“She’s thinking an ambassadorial role could work. The sky is the limit … She jokes among friends that she could change the laws and become the first prime minister with lineage to the throne in the next 10 years – though sometimes it’s plain to see she’s actually quite serious about it.”
Bea’s reported political aspiration comes she recently spoke out about the difficult effects of dyslexia, and the challenges she faced growing up with the condition.
"It develops as you develop, it grows. It's part of you, it's part of how your brain develops," Beatrice explained.
"It is not something that is wrong with you. It is a great part of how your brain works, and everybody's brain works incredibly differently. There is nothing wrong, there is just everything that is so right."
The Princess discussed her own experience with the condition, elaborating on how it affected her as a child.
"I was very lucky, I got to go to a school that was very nurturing and very supportive, but I would describe the actual day to day learning side of things very challenging.

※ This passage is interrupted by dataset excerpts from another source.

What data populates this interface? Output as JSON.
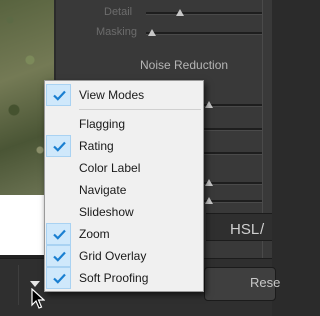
{
  "panel": {
    "detail_label": "Detail",
    "masking_label": "Masking",
    "section_heading": "Noise Reduction",
    "hsl_tab_label": "HSL",
    "hsl_separator": "/",
    "toolbar_button_label": "Rese"
  },
  "menu": {
    "items": [
      {
        "label": "View Modes",
        "checked": true
      },
      {
        "label": "Flagging",
        "checked": false
      },
      {
        "label": "Rating",
        "checked": true
      },
      {
        "label": "Color Label",
        "checked": false
      },
      {
        "label": "Navigate",
        "checked": false
      },
      {
        "label": "Slideshow",
        "checked": false
      },
      {
        "label": "Zoom",
        "checked": true
      },
      {
        "label": "Grid Overlay",
        "checked": true
      },
      {
        "label": "Soft Proofing",
        "checked": true
      }
    ]
  },
  "colors": {
    "check_accent": "#1a7fd1",
    "check_background": "#cfe8fb",
    "menu_background": "#f0f0f0",
    "panel_background": "#393939"
  },
  "icons": {
    "check": "checkmark-icon",
    "toolbar_dropdown": "dropdown-triangle-icon",
    "pointer": "mouse-cursor-icon"
  }
}
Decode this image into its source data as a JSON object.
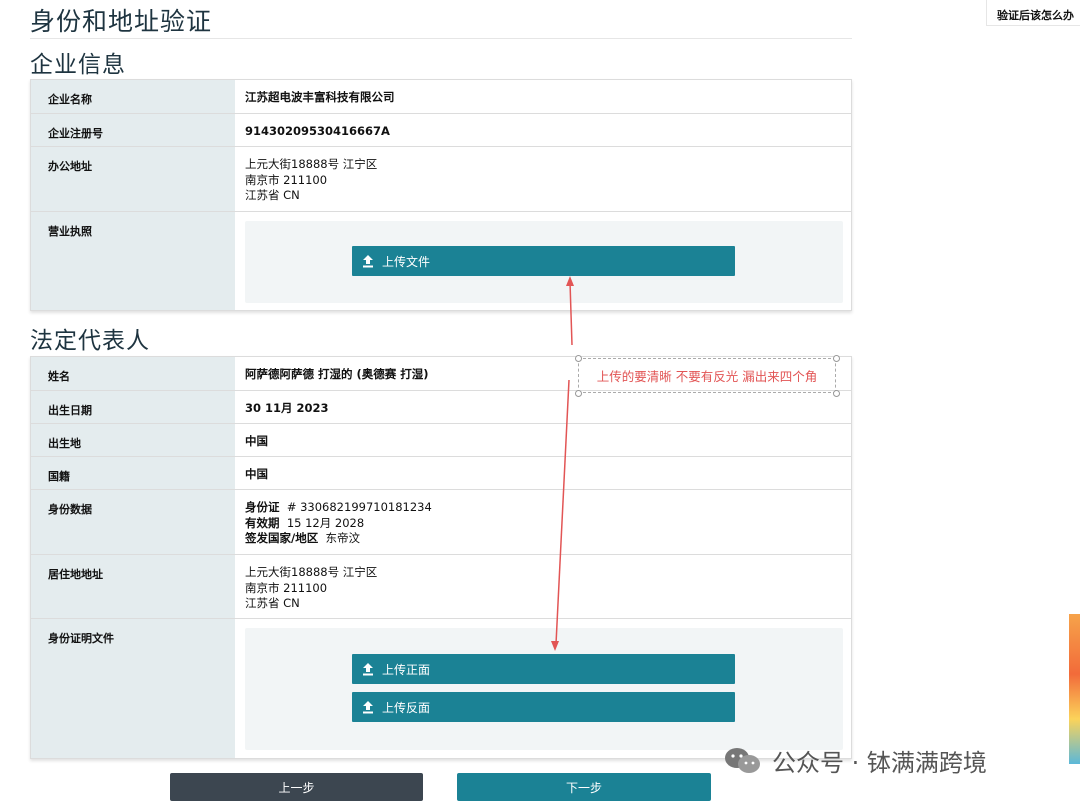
{
  "page": {
    "title": "身份和地址验证",
    "help_link": "验证后该怎么办"
  },
  "company": {
    "section_title": "企业信息",
    "rows": [
      {
        "label": "企业名称",
        "value": "江苏超电波丰富科技有限公司"
      },
      {
        "label": "企业注册号",
        "value": "91430209530416667A"
      },
      {
        "label": "办公地址",
        "lines": [
          "上元大街18888号 江宁区",
          "南京市 211100",
          "江苏省 CN"
        ]
      },
      {
        "label": "营业执照"
      }
    ],
    "upload_button": "上传文件"
  },
  "legal_rep": {
    "section_title": "法定代表人",
    "rows": [
      {
        "label": "姓名",
        "value": "阿萨德阿萨德 打湿的 (奥德赛 打湿)"
      },
      {
        "label": "出生日期",
        "value": "30 11月 2023"
      },
      {
        "label": "出生地",
        "value": "中国"
      },
      {
        "label": "国籍",
        "value": "中国"
      },
      {
        "label": "身份数据",
        "id_label": "身份证",
        "id_value": "# 330682199710181234",
        "expiry_label": "有效期",
        "expiry_value": "15 12月 2028",
        "country_label": "签发国家/地区",
        "country_value": "东帝汶"
      },
      {
        "label": "居住地地址",
        "lines": [
          "上元大街18888号 江宁区",
          "南京市 211100",
          "江苏省 CN"
        ]
      },
      {
        "label": "身份证明文件"
      }
    ],
    "upload_front": "上传正面",
    "upload_back": "上传反面"
  },
  "nav": {
    "prev": "上一步",
    "next": "下一步"
  },
  "annotation": {
    "text": "上传的要清晰 不要有反光 漏出来四个角"
  },
  "watermark": {
    "text": "公众号 · 钵满满跨境"
  },
  "colors": {
    "accent": "#1b8295",
    "label_bg": "#e4ecee",
    "prev_btn": "#3c4650",
    "annotation": "#e25555"
  },
  "icons": {
    "upload": "upload-icon",
    "wechat": "wechat-icon"
  }
}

“I remember we had different coloured books to describe how far your reading levels had got to and I was always on the white books," she explains in the video.
"My best friends were always on the yellow books or the green books. They were so far ahead. And I think at that stage, those moments of doubt just pop into your head. ‘I'm not good enough, I'm not smart enough. Why am I not like the others?’” she added.
The royal hopes that by sharing her personal story, it will help foster changes in the education system, to better suit the needs of those suffering from dyslexia.